The album starts with classic sounding Belle and Seb. Nobody’s Empire could easily have come from the sessions of Arab Star or Catastrophe Waitress. Lots of piano, guitar and percussion topped off by Stuart Murdoch’s trademark lithe vocals. Allie is another classic sounding track. It’s a jaunty bouncy track. Track three however is where things start to go in uncharted waters. This change in direction is down to producer Ben H Allen. Allen has made his name producing quality albums for the likes of Cut Copy, Animal Collective and Bombay Bicycle Club. The Party Line is a stompy indie-disco number.

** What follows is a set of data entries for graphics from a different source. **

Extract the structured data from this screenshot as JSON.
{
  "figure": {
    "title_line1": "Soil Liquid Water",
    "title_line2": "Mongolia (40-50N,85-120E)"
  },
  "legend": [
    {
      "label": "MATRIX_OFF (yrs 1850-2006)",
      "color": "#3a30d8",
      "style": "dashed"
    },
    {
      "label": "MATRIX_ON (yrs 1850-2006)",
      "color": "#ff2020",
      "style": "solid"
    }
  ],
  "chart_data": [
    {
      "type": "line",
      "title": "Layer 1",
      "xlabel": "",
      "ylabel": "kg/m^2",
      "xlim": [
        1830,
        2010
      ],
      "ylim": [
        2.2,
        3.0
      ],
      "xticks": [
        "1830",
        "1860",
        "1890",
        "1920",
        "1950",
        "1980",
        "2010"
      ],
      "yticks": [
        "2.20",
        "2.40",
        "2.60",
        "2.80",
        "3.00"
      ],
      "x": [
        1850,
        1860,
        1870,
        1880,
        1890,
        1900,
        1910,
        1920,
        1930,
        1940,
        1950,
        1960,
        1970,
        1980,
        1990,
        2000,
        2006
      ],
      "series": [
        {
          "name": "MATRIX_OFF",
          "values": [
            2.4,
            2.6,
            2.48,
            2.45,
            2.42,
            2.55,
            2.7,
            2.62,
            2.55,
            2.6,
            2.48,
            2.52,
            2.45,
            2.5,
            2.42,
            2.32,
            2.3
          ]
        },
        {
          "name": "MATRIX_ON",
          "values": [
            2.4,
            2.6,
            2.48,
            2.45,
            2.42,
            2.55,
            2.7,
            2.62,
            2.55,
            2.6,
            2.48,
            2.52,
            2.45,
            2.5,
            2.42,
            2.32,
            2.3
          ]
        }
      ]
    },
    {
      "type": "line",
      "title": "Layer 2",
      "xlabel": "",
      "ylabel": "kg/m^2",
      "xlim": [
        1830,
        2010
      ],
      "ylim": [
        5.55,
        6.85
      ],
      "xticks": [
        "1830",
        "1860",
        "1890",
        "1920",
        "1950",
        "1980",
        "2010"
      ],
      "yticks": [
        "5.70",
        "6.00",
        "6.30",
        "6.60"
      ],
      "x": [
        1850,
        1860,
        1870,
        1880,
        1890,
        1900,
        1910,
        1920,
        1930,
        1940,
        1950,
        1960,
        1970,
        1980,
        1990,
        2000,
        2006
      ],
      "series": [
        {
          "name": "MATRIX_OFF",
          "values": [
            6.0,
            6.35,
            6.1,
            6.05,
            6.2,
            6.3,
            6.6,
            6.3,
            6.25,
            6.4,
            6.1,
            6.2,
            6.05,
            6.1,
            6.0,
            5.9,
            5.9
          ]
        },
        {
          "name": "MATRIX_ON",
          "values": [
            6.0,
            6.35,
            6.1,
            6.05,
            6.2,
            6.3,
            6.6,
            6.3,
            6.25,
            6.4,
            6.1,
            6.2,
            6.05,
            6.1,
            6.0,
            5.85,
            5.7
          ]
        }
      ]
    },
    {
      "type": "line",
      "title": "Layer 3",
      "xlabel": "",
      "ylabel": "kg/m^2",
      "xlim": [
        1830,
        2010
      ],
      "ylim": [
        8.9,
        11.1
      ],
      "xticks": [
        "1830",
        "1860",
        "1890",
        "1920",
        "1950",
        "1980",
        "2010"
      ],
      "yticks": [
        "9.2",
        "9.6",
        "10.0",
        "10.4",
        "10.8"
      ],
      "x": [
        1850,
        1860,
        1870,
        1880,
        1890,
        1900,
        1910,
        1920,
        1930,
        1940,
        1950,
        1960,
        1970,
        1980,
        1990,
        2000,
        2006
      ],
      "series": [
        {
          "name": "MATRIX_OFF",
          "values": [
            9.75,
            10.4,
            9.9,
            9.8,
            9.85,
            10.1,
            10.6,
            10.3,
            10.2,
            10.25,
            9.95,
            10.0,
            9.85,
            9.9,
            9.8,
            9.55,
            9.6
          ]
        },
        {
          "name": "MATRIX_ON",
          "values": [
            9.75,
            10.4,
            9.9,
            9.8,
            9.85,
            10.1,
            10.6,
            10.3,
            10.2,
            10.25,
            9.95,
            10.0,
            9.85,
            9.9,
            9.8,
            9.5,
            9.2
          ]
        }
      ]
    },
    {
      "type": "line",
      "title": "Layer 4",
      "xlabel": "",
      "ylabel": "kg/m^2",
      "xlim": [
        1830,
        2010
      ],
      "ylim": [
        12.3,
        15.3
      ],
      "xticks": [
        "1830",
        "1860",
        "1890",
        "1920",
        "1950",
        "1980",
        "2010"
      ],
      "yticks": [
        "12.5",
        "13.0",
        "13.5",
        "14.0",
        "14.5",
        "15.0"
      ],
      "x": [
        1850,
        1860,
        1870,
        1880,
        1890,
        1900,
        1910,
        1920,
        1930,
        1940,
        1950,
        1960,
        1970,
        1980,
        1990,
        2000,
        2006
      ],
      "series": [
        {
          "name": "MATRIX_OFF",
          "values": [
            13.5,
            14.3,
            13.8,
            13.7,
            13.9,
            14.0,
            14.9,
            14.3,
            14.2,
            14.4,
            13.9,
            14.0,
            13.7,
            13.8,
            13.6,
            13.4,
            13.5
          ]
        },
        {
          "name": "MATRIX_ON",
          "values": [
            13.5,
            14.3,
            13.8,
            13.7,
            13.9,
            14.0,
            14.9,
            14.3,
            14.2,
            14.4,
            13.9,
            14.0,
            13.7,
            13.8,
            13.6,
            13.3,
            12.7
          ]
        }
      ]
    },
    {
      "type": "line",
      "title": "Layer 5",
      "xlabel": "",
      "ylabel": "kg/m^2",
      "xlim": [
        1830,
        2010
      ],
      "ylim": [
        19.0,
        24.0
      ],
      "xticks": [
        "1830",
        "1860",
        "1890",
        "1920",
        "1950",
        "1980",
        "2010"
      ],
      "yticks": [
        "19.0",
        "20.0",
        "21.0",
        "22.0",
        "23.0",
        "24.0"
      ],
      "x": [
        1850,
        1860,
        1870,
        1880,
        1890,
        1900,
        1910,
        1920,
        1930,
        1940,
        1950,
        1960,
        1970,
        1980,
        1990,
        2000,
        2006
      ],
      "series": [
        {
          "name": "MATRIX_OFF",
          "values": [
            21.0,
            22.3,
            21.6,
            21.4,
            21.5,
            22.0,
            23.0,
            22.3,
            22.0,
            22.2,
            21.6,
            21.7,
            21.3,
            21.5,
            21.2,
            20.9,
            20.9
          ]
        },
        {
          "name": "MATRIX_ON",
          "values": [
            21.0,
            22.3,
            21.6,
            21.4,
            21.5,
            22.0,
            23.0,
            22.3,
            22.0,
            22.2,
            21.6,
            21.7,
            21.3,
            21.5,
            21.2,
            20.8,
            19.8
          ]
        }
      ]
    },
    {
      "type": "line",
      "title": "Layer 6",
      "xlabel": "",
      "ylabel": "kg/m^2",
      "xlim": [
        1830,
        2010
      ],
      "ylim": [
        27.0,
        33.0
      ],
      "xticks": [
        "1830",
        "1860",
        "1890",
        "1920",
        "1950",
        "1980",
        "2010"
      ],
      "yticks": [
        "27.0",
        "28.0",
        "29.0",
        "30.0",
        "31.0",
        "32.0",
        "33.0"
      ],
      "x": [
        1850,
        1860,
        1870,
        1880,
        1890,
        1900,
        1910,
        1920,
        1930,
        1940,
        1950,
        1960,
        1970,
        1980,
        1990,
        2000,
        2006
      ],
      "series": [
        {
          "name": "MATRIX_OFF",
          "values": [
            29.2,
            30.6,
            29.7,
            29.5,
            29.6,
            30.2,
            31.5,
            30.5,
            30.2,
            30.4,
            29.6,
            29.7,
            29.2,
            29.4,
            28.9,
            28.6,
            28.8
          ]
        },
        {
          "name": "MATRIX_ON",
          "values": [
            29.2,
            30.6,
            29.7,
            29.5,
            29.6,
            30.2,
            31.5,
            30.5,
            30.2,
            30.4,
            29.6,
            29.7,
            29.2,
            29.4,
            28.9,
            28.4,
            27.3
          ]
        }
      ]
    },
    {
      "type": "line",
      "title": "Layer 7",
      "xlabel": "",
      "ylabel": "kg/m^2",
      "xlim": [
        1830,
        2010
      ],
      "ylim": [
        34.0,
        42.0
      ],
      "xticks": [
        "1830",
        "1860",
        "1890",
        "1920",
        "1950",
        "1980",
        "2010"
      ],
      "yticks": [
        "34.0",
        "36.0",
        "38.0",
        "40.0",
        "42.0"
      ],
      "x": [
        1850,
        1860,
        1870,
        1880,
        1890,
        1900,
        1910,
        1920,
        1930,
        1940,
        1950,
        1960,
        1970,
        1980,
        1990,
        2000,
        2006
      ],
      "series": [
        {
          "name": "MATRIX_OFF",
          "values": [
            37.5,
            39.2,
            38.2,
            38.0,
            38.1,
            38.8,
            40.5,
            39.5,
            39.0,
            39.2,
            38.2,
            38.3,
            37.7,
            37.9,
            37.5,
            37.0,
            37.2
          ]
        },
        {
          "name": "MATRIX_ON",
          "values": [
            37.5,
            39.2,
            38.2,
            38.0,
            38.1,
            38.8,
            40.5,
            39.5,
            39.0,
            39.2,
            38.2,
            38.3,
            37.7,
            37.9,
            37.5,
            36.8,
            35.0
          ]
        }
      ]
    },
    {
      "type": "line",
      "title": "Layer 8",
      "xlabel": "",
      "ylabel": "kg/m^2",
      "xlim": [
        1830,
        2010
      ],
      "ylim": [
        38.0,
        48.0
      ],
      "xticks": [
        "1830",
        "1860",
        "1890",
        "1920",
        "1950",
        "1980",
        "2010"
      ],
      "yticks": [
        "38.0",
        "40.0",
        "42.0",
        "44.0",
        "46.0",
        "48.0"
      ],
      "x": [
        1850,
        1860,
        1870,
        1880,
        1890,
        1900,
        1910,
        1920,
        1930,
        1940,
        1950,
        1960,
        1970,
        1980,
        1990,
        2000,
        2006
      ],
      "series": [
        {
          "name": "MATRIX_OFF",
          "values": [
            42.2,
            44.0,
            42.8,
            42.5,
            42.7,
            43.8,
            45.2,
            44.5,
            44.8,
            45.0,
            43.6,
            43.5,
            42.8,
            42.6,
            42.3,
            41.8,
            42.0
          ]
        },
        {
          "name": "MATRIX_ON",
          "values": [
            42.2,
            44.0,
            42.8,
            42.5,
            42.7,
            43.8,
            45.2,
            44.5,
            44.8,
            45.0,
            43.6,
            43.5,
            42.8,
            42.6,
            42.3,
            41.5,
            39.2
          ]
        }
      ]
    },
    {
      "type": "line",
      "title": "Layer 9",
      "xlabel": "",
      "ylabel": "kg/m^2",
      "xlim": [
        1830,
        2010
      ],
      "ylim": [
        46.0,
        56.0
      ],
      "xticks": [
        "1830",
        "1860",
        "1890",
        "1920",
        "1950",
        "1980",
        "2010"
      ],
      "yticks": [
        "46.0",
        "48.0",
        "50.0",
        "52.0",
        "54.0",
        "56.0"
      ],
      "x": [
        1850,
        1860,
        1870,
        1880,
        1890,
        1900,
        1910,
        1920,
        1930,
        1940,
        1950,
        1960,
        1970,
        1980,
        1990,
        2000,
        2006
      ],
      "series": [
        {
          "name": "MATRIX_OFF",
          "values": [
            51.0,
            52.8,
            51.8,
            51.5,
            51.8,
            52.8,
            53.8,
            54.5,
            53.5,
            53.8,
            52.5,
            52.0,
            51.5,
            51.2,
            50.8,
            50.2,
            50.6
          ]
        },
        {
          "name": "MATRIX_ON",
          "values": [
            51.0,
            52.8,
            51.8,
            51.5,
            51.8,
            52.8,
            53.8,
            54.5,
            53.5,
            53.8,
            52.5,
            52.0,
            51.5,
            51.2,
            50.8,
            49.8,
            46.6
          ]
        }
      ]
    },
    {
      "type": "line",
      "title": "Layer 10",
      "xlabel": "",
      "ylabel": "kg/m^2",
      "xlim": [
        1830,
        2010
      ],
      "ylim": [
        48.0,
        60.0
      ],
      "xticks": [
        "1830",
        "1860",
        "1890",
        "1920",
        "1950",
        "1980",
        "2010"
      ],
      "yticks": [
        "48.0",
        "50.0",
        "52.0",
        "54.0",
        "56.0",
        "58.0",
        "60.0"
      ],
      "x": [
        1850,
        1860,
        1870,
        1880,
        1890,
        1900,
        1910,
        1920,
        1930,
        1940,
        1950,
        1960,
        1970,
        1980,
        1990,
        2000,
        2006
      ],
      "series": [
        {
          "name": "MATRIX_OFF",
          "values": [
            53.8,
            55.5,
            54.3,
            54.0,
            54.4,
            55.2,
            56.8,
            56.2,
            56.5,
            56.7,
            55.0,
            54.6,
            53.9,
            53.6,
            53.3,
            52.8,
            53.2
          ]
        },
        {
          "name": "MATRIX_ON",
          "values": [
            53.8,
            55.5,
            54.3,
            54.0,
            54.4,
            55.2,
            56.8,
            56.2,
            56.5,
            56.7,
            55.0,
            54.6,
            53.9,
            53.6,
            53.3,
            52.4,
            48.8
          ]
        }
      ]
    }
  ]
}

Later on Enter Sylvia Path pushes this indie-disco sound futher. Play for Today starts off with massive 80’s keyboards and an Afro-Beat. As the song progresses the dancier elements until the end when, weirdly, it starts to resemble Dario G’s club hit Sunchyme.

 

 

Murdoch’s song writing is as strong as ever. The tracks are chocked full of laments, pathos, heartbreak, comedy and excellent word play. So lyrically this is business as usual. What is commendable on this album, is that after 9 albums Belle and Seb have decided to try something different, but without losing their sound. Yes when the dancier tracks start it takes you back, but once they’ve finished you realise that the lyrics weren’t sacrificed for a 4/4 beat.

 

 

The main problem with this album is that have of the album sounds like an Erasure and Friendly Fires hybrid, the other half is classic Belle and Seb. This contrast in the music makes for a disjointed listen, however lyrically it’s business as usual. You get the impression that the band had fun making this album, as it’s one of their most upbeat. While this is the strongest album they have released in over a decade, it might alienate the original fan base. Who’d have thought that Belle and Seb could alienate the alienated?